Этот ярлык становится плотным и весомым нарративом. Напр., нарратив, который я могу получить, - я страдаю анорексией, я анорексичка. И у меня может сложиться понимание, что это и есть вся я, другого больше ничего не существует. И терапевтическая работа заключается в том, чтобы расширить этот нарратив, привнести туда все семейные, культурные и социальные феномены.
Это послание (что ты больной анорексией) становится очень сильным, поскольку в нем заключена большая часть негатива, который человек принимает близко к сердцу, и оно становится буквально частью идентичности человека. Поэтому его так сложно отпустить.
Итак, Джон Бернхэм (John Burnham) выделяет положения, с которыми нам надо соотнести себя,
как терапевтам, и начать работу с клиентами. Его теория получила аббревиатуру, которая звучит GRACES. По первым буквам аббревиатуры мы начинаем работать с идентичностью клиента: G - gender - пол, R - race - раса, этническая принадлежность, класс, социальное положение и так далее. И это более широкий нарратив, который включает культурные послания, послания семьи и т.д.
Задача терапевтических писем – сделать этот нарратив более подвижным, более широким, поскольку есть возможность рассмотреть – каким был человек в прошлом, и каков он сейчас.

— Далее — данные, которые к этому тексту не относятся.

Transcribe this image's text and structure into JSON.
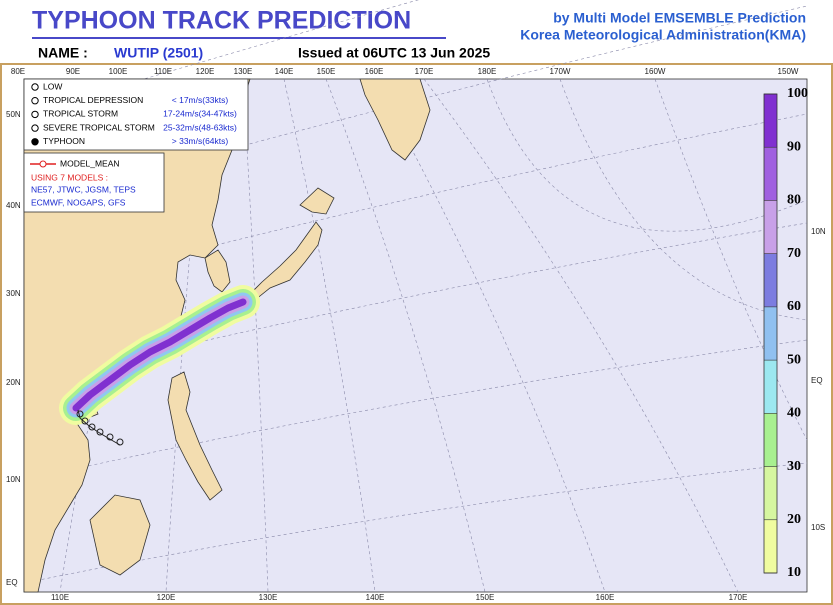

Это важно с точки зрения осознанности и понимания себя лучше, когда вы возьмёте лист бумаги и честно ответите себе на вопрос: как эти пункты повлияли (сформировали) и продолжают влиять на вашу идентичность. Это важно понимать с точки зрения переноса и контр переноса в терапии. Потому что все мнения, которые мы выносим друг о друге, коренятся в этом понимании.
Через понимание этих моментов, мы исследуем, в каком месте есть напряжение и давление, в каком месте было проявление силы, и как эта сила сформировала и очертила идентичность этого человека, в какой момент селф потерпело крушение, и в какой момент это стало борьбой.

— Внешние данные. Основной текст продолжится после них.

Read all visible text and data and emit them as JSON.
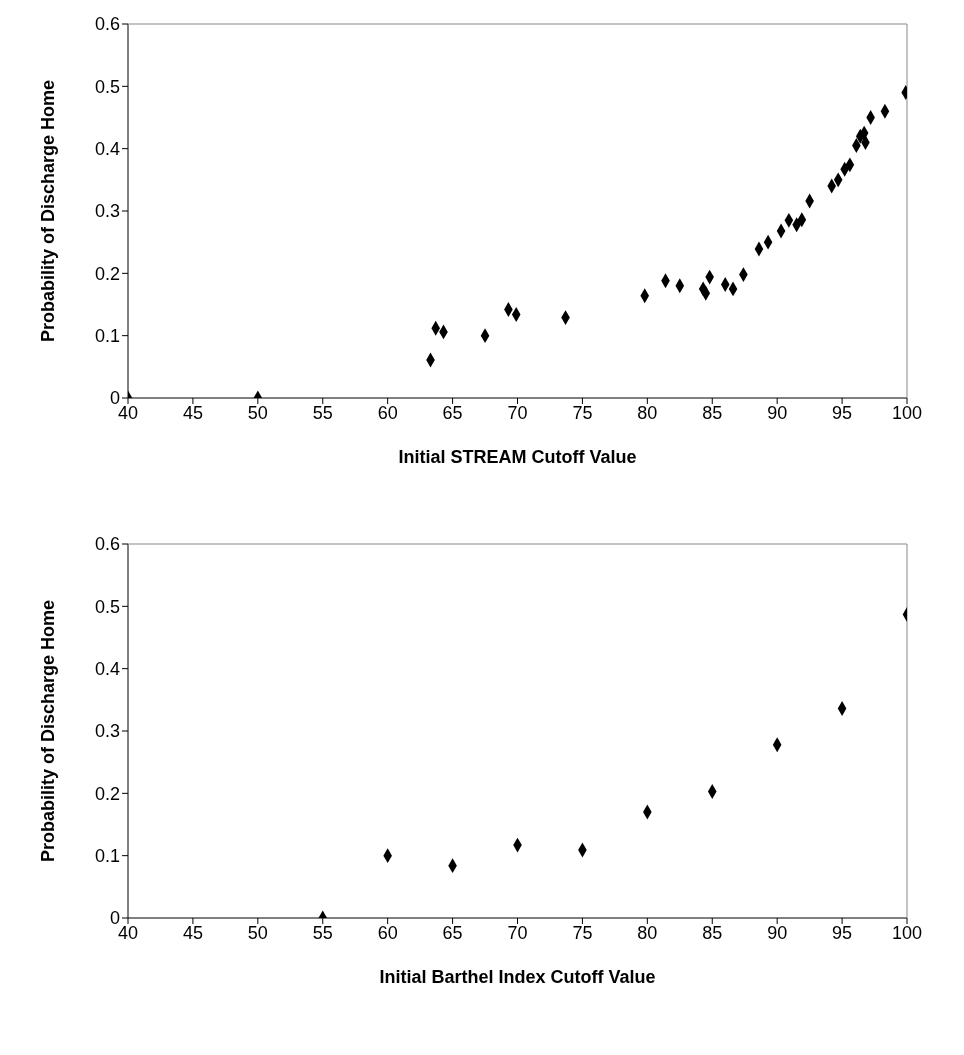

Это глубокое исследование лежит в том, что мы помогаем человеку ответить на вопрос за что и с чем он борется, почему он не может бороться сам, почему за него это делает какая-то форма РПП.
Итак, этот нарратив включает сложности такие как: диагноз, расстройство, они поддерживаются личной историей, которая была в какой-то момент подавлена.
Итак, в какой-то момент, когда человек приходит к нам, мы понимаем, что что-то произошло, есть какая-то история, которую он уже не может сдерживать. Что есть то, что над ним доминирует. Часто мы видим это давление, эту спутанность, которая проявляется в истории, которую подавляет человек. Но дело в том, что человек не является этой историей. Он пытается рассказать правдивую историю, которая близка ему. И эта разница между тем, что он вынужден представлять о себе, и правдивой частью - вызывает конфликты, составляют сердце этой борьбы.
Истории, которые подавляются, они общие для всех людей. Это не зависит от культурной принадлежности и семьи, в которой вы выросли, не важен ваш возраст…
Все мы возвращаемся к истории послания семьи и через нее мы пытаемся пройти.
Напр., в моей семье считается, что я слабая и застенчивая, и уже не важно, что я могу быть уверенной в себе, умею быть сильной, это уже не важно, всегда меня возвращают к изначальному нарративу, настолько он приклеился ко мне.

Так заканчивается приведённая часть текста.